Passive House in Point Reyes Station

From the outside, it’s nothing special. It’s yellow, small and box-like. However, inside it’s comfy and cozy: the temperature is a constant 74 degrees, there’s plenty of hot water, and the air is fresh and clean. “This is the first Passive House in California to be built from the ground up,” says San Anselmo architect James Bill, of Zero Impact Architecture, or ZIA. “At most, its utility costs are 10 percent of a normal bill.” A Passive House, explains Bill, retains heat so well that heat generated from humans, lightbulbs and appliances negates the need for a furnace. “This house is so insulated and airtight that 540 watts of energy keeps it warm in winter,” he adds. “That’s less energy than a small hair dryer consumes at half speed.”

Not only is this home an energy miser, it’s also affordable. Located on Shoreline Highway in Point Reyes Station, the home was developed by the Community Land Trust Association of West Marin, or CLAM. “We developed the property for low-income families working in West Marin,” says CLAM’s executive director, Sam Grant. “We have invested $800,000 in the land, the new Passive House, and a second unit that was remodeled to Passive House standards.”

Half that amount, adds Grant, came from individuals living in West Marin. The rest came from grants, reserves and small donations. The 750-square-foot Passive House rents for $925 a month to a young couple who had their first child the day after moving in. She is a waitress in Point Reyes Station; he is a cook in nearby Olema. CLAM’s goal is to create 50 units of affordable passive housing in West Marin by 2025.

In Germany currently there are over 20,000 Passive Houses, built under the PassivHaus low-energy building system. “There are three elements to Passive House strategy,” says Bill. “The first is insulation, not only in the walls and roof, but under the slab as well.” Also important, he says, is airtightness. “This home is four times tighter than what the Environmental Protection Agency (EPA) considers energy efficient,” he adds. A third element is called heat recovery ventilation. “With a heat recovery ventilator, incoming and outgoing air streams pass by each other, and the hotter one gives heat to the cooler airflow,” Bill says. “Thus, in winter, almost all the heat of the outgoing, or exhausted, air is transferred to incoming air. And in summer, the opposite is true, which keeps the home cooler.”

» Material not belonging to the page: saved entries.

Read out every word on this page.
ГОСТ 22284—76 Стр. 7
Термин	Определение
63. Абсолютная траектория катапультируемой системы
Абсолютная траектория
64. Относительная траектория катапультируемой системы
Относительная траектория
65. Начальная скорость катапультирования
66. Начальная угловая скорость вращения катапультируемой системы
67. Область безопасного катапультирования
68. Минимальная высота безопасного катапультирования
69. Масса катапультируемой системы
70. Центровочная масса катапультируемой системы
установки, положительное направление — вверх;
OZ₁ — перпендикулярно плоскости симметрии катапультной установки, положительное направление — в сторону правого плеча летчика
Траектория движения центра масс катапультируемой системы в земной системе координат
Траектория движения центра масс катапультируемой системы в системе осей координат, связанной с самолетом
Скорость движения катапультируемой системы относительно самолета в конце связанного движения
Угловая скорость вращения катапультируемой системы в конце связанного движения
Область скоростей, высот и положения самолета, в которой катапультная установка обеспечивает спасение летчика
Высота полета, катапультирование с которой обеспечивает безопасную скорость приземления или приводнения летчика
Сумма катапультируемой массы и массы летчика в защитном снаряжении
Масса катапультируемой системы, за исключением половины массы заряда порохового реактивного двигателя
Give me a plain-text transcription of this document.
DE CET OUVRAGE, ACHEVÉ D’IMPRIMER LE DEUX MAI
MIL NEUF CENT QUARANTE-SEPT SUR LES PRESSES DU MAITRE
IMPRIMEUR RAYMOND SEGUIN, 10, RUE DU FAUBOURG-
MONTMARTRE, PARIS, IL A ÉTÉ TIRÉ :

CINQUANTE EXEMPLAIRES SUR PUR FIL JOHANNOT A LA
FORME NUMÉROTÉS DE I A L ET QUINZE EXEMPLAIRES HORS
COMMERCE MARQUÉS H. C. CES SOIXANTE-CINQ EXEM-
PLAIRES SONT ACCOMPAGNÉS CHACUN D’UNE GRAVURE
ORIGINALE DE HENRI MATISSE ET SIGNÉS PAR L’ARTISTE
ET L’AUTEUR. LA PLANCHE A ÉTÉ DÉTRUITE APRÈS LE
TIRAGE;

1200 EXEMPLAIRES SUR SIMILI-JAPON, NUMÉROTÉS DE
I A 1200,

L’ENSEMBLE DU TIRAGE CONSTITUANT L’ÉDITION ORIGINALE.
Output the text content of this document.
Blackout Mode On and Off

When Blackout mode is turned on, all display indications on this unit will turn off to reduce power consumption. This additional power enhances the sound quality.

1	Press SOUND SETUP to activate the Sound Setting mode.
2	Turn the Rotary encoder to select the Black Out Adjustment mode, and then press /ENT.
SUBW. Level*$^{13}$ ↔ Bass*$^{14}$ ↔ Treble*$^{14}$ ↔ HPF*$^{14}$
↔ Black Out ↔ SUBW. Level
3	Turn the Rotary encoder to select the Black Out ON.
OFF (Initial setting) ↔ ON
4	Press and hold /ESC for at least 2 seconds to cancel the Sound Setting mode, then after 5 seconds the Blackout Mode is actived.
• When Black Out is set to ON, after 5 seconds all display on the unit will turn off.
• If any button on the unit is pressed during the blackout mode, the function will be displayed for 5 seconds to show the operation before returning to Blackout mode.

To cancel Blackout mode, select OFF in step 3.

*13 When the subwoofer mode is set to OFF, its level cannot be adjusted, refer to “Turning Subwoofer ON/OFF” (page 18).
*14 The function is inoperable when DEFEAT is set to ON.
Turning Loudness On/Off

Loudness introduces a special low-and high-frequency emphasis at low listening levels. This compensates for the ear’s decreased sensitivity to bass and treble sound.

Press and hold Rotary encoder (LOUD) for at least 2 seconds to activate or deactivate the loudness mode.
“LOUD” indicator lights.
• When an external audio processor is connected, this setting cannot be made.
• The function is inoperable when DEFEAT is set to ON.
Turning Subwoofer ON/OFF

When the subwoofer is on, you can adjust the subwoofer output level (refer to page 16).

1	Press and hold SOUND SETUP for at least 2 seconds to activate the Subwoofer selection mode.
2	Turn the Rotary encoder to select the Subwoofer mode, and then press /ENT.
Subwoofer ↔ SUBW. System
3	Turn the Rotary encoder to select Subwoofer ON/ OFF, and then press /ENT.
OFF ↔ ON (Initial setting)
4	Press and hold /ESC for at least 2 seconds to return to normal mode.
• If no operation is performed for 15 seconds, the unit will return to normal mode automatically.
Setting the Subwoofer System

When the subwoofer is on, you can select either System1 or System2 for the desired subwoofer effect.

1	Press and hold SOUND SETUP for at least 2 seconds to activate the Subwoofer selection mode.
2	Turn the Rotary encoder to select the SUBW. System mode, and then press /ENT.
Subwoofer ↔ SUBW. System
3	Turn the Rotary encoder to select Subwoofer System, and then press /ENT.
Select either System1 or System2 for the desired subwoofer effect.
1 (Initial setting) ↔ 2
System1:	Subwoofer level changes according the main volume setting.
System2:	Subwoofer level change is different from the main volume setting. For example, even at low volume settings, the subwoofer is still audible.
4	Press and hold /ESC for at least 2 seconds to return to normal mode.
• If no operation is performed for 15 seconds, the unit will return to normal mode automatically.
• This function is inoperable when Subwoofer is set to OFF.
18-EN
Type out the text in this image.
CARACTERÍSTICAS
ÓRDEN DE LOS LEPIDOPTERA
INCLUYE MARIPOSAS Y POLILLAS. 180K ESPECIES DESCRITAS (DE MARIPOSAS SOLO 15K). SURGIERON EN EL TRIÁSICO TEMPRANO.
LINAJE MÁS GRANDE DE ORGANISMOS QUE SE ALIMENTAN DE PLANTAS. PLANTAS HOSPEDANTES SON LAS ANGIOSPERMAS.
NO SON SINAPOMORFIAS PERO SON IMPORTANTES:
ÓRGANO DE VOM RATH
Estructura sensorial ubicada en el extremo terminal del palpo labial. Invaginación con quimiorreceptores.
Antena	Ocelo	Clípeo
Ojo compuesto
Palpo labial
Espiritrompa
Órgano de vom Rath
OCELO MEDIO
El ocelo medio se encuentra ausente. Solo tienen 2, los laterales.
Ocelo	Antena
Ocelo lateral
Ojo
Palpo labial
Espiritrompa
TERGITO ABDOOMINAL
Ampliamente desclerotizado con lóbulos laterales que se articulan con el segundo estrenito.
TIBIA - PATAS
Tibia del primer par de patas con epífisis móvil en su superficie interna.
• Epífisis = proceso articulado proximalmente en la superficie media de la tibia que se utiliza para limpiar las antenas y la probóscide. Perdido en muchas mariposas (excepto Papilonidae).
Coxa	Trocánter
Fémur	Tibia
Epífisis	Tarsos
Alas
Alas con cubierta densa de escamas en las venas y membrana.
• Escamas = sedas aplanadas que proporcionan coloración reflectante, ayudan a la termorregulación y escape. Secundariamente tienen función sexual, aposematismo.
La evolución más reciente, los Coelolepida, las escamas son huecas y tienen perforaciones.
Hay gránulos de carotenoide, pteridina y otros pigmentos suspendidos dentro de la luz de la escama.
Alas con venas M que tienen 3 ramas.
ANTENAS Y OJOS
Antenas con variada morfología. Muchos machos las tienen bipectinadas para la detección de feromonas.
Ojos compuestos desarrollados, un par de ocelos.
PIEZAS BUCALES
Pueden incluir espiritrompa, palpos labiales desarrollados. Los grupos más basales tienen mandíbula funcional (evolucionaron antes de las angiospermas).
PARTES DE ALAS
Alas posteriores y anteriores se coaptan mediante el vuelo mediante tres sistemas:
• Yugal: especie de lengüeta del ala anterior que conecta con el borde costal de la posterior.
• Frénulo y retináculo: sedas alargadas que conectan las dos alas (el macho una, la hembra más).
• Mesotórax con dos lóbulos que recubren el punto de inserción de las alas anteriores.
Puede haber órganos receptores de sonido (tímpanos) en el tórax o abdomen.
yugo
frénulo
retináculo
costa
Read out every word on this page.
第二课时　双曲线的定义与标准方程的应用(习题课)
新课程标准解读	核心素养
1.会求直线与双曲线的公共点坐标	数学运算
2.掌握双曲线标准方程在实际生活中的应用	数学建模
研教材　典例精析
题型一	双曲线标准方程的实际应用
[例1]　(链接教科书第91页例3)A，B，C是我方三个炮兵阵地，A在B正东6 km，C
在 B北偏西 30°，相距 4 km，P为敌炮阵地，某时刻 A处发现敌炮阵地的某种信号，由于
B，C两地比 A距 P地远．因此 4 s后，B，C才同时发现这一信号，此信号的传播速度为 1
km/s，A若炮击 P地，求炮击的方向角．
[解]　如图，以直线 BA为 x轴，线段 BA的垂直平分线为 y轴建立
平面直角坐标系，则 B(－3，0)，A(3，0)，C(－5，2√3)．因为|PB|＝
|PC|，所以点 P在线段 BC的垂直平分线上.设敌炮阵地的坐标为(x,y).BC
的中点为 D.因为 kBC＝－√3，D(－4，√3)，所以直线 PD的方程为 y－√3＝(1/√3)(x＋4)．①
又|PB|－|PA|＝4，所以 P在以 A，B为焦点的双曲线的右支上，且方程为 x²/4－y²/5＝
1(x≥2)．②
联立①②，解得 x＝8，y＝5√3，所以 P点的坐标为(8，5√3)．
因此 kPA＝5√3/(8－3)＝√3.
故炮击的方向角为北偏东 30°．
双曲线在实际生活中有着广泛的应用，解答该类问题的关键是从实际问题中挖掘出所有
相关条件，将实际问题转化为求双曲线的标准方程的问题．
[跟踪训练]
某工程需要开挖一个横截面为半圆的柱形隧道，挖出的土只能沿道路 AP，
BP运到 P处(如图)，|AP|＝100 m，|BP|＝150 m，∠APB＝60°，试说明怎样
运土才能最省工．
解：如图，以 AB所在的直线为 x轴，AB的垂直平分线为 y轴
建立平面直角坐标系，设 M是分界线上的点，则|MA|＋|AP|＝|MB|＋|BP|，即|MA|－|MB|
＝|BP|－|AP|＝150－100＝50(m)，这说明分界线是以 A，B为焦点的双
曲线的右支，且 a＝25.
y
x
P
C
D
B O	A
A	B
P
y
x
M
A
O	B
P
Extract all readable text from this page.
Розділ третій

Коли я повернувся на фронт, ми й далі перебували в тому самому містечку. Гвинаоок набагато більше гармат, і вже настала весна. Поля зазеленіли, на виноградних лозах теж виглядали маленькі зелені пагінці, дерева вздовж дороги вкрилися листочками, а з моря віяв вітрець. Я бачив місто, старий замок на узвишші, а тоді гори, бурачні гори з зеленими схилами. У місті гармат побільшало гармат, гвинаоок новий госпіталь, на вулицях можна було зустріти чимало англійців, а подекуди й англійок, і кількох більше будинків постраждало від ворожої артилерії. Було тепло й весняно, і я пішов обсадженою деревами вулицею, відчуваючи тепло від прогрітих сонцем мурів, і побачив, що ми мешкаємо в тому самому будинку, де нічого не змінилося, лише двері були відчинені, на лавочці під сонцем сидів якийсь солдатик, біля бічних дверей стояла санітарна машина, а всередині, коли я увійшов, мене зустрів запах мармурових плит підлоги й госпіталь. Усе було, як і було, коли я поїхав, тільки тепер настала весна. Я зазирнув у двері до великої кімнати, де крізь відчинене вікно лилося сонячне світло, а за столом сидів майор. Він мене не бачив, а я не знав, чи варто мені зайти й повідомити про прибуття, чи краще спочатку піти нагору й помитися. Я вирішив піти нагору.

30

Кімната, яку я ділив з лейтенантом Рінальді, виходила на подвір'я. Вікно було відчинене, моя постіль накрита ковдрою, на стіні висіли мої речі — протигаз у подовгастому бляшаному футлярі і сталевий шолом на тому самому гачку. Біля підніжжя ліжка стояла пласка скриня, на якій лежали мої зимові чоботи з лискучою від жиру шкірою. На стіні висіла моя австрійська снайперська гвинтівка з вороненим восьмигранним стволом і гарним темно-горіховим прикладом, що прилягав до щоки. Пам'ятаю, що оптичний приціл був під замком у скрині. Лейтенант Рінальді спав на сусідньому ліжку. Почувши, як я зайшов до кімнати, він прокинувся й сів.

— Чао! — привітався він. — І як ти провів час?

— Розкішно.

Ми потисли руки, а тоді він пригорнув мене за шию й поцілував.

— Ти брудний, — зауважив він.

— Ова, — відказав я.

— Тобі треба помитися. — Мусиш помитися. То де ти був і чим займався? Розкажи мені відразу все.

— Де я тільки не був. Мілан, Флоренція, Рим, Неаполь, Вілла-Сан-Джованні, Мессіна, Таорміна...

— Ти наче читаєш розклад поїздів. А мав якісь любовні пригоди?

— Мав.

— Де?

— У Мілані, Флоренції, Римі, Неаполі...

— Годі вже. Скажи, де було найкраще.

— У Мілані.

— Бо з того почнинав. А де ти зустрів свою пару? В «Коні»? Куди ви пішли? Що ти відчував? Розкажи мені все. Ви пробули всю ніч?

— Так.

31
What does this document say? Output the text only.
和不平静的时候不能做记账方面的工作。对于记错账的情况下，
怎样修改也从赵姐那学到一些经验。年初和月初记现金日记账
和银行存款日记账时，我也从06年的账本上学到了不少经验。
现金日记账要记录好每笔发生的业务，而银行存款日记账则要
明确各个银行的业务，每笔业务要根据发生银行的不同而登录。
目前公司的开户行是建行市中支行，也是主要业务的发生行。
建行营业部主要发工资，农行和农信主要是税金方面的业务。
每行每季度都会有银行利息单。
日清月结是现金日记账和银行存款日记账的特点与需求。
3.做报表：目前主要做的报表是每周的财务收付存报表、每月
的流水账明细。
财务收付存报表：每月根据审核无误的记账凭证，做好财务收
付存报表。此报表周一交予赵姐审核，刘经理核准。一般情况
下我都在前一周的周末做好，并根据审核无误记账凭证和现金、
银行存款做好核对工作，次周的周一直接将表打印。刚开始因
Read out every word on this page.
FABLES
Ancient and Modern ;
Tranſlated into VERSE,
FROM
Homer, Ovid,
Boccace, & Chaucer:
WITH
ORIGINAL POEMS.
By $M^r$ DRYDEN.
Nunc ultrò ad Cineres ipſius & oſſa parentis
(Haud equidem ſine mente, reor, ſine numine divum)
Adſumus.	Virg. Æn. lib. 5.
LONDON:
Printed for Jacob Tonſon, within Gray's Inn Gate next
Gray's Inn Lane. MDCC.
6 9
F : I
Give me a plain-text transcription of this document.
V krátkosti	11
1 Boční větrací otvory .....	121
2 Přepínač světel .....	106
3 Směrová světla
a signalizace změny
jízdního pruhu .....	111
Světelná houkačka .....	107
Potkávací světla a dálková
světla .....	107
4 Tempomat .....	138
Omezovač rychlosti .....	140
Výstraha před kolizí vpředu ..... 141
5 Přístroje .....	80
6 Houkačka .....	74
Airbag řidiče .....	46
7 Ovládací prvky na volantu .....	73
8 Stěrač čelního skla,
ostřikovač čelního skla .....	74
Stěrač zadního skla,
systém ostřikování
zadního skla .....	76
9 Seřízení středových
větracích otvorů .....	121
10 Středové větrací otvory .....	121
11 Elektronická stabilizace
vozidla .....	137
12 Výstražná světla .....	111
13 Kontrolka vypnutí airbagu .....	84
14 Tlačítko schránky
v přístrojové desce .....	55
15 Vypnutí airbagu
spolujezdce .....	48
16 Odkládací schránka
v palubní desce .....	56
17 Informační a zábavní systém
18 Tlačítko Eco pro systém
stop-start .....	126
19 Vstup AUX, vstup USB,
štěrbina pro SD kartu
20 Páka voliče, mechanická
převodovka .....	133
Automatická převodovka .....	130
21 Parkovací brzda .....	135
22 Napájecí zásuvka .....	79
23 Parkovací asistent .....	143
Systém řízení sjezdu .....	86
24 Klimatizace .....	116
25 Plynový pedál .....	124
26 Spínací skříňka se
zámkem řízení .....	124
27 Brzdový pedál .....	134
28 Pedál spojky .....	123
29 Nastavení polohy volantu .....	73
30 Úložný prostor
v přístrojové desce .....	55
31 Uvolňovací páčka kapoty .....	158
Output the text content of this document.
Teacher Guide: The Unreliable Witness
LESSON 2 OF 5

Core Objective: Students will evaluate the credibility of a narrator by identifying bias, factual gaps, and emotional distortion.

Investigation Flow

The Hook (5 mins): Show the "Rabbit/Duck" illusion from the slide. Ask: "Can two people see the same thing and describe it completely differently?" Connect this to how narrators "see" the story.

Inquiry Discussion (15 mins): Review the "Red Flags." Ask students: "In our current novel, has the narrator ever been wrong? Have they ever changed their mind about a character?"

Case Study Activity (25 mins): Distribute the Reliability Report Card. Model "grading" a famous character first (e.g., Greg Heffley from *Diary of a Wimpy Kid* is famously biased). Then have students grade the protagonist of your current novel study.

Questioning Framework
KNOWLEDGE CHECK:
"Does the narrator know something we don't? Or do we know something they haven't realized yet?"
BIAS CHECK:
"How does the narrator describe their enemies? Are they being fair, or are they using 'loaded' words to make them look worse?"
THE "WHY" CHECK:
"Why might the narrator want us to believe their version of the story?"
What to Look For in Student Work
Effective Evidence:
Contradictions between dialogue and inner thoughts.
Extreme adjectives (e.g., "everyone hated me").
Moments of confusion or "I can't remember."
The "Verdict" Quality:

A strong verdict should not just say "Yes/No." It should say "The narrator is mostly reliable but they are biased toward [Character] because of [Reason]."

Constructing California’s first Passive House involved numerous volunteers as well as dozens of tradespeople who worked at well below their normal contract rates. “There wasn’t anything big and fancy about this project; the end result was a super-low-energy home that’s good for the planet … and good for the community,” concludes its contractor, Terry Nordbye of Inverness. “”It really changed my life—I want to do more homes just like it.”